MLA for South Baffin
- In office 1999–2008
- Preceded by: new district
- Succeeded by: Fred Schell

Personal details
- Born: 1965 (age 60–61) Cape Dorset, Eastern Northwest Territories, Canada
- Party: non-partisan consensus government

= Olayuk Akesuk =

Canadian politician

Olayuk Akesuk (born 1965) is a politician from Kinngait, Nunavut, Canada. Akesuk was the Member of the Legislative Assembly (MLA) for the electoral district of South Baffin from 1999 to 2008, having won the seat in the 1999 Nunavut election. He served as the minister of the environment, the minister responsible for the Workers Compensation Board, and the minister responsible for Nunavut housing.

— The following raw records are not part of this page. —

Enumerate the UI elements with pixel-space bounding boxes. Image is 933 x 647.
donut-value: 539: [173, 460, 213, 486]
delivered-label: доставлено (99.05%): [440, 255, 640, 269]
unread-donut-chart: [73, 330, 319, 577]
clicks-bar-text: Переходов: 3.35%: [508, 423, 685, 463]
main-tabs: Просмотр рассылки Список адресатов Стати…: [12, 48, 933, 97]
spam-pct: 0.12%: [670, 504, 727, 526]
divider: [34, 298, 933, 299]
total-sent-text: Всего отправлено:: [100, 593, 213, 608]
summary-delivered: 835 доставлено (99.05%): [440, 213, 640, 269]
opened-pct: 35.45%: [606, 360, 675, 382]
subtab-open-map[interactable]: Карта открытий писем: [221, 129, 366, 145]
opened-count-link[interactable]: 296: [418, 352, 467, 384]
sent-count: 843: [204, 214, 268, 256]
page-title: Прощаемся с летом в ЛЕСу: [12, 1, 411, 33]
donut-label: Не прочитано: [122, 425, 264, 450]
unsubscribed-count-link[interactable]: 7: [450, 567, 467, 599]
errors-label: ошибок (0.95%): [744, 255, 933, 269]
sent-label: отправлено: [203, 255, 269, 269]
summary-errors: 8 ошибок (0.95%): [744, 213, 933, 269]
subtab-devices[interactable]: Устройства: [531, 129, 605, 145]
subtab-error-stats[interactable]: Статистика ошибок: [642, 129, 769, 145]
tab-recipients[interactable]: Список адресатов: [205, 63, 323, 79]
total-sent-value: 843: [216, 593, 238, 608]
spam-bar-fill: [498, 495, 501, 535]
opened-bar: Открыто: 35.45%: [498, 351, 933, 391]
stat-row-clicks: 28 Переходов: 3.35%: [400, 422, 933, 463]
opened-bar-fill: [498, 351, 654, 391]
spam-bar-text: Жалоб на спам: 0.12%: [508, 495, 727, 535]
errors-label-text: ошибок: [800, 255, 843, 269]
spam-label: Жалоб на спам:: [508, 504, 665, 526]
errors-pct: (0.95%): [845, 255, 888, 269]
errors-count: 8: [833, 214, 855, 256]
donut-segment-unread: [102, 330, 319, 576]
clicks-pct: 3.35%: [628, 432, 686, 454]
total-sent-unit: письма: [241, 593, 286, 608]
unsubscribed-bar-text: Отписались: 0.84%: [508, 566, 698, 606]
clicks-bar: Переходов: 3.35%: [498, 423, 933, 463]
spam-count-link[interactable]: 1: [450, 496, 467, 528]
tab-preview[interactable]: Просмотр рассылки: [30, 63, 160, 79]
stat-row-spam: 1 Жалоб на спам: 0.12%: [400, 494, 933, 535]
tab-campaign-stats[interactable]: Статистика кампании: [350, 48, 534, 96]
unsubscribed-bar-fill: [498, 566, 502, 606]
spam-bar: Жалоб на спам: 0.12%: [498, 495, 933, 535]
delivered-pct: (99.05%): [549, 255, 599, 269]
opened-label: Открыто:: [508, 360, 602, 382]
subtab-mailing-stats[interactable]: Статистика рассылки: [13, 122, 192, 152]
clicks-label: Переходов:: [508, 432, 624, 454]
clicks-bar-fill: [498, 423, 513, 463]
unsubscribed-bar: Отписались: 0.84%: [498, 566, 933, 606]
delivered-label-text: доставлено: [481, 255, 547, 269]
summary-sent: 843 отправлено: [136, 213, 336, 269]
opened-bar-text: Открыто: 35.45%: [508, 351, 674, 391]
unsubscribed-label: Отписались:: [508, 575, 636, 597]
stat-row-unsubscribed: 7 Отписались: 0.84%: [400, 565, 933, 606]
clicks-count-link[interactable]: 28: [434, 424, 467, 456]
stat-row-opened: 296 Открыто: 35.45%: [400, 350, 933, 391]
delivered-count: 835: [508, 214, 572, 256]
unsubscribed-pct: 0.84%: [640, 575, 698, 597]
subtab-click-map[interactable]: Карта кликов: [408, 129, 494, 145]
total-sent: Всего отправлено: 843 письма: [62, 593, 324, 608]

In the first elections held in the newly created territory of Nunavut in 1999, Akesuk defeated Goo Arlooktoo, who had been deputy premier of the Northwest Territories, from which Nunavut had been split off. This was considered one of the biggest upsets of the election, as many people had expected Arlooktoo to become premier of Nunavut.

On 10 September 2008, Akesuk was appointed Health Minister after Leona Aglukkaq stepped down to run in the 2008 Canadian federal election for the Conservative Party.

Akesuk did not stand for re-election in the 2008 territorial election.